2. Le 21 janvier 1997, Mme R. est tombée malade. Elle n'a plus retrouvé sa pleine capacité de travail depuis lors.
3. Le 6 novembre 1998, la X. l'a informée qu'elle ne verserait que six cent quarante jours d'indemnités journalières. Le contrat prévoyait en effet une indemnisation de sept cent trente jours dans un délai cadre de neuf cents jours, avec imputation d'un délai d'attente de nonante jours.
4. La X. refusant de lui notifier une décision formelle, Mme R. a saisi le Tribunal administratif d'un recours le 8 septembre 1999. A cette occasion, elle a annoncé qu'elle déposerait également une demande, fondée sur la loi fédérale sur le contrat d'assurance du 2 avril 1908 (LCA - RS 221.229.1). Elle a conclu à la suspension du recours jusqu'à droit jugé au sujet de la demande fondée sur la LCA. Par ailleurs, elle a relevé qu'il ne ressortait pas clairement de la formule par elle remplie que le délai d'attente réduirait le nombre maximum d'indemnités journalières qui lui seraient versées.
5. Le 15 décembre 1999, le Tribunal administratif a enregistré la demande précitée, dans laquelle Mme R. a repris l'argumentation précédemment développée dans le recours.
6. La X. s'est opposée à ces procédures le 5 janvier 2000.

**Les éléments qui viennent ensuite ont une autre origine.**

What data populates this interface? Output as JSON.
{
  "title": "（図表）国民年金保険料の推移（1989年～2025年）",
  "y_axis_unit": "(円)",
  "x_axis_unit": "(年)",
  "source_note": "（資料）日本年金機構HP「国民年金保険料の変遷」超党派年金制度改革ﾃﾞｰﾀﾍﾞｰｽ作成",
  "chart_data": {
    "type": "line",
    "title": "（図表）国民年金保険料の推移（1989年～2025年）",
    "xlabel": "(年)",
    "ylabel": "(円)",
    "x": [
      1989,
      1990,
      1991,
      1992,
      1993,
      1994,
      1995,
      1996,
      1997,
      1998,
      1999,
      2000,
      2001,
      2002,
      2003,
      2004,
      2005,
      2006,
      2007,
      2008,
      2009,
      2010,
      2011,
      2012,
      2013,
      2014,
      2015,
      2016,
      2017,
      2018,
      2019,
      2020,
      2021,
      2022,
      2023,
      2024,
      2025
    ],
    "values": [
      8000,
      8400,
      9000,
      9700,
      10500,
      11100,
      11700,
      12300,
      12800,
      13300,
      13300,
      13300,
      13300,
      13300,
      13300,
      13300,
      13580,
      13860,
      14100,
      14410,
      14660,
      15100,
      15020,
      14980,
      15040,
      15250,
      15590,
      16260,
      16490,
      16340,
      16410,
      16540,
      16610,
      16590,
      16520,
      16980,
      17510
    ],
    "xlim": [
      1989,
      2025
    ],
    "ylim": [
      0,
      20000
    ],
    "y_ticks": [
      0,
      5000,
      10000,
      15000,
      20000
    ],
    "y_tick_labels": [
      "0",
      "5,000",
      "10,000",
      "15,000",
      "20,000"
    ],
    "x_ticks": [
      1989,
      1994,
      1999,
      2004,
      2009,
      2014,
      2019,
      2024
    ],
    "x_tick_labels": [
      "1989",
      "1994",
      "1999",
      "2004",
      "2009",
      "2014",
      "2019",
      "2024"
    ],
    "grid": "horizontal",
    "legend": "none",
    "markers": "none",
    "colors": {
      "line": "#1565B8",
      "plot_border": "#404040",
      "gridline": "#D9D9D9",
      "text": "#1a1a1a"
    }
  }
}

Le recours, fondé sur la loi fédérale sur l'assurance-maladie du 18 mars 1994 (LAMal - RS 832.10), devait être déclaré irrecevable, car le contrat litigieux était soumis au droit privé.
Quant à la demande, qui était recevable, elle devait être rejetée, le contrat prévoyant le versement de sept cent trente indemnités journalières au maximum dans une période de neuf cents jours. Le contrat de base prévoyait en outre l'imputation d'un délai d'attente, de
- 3 nonante jours en l'espèce, sur la durée des prestations.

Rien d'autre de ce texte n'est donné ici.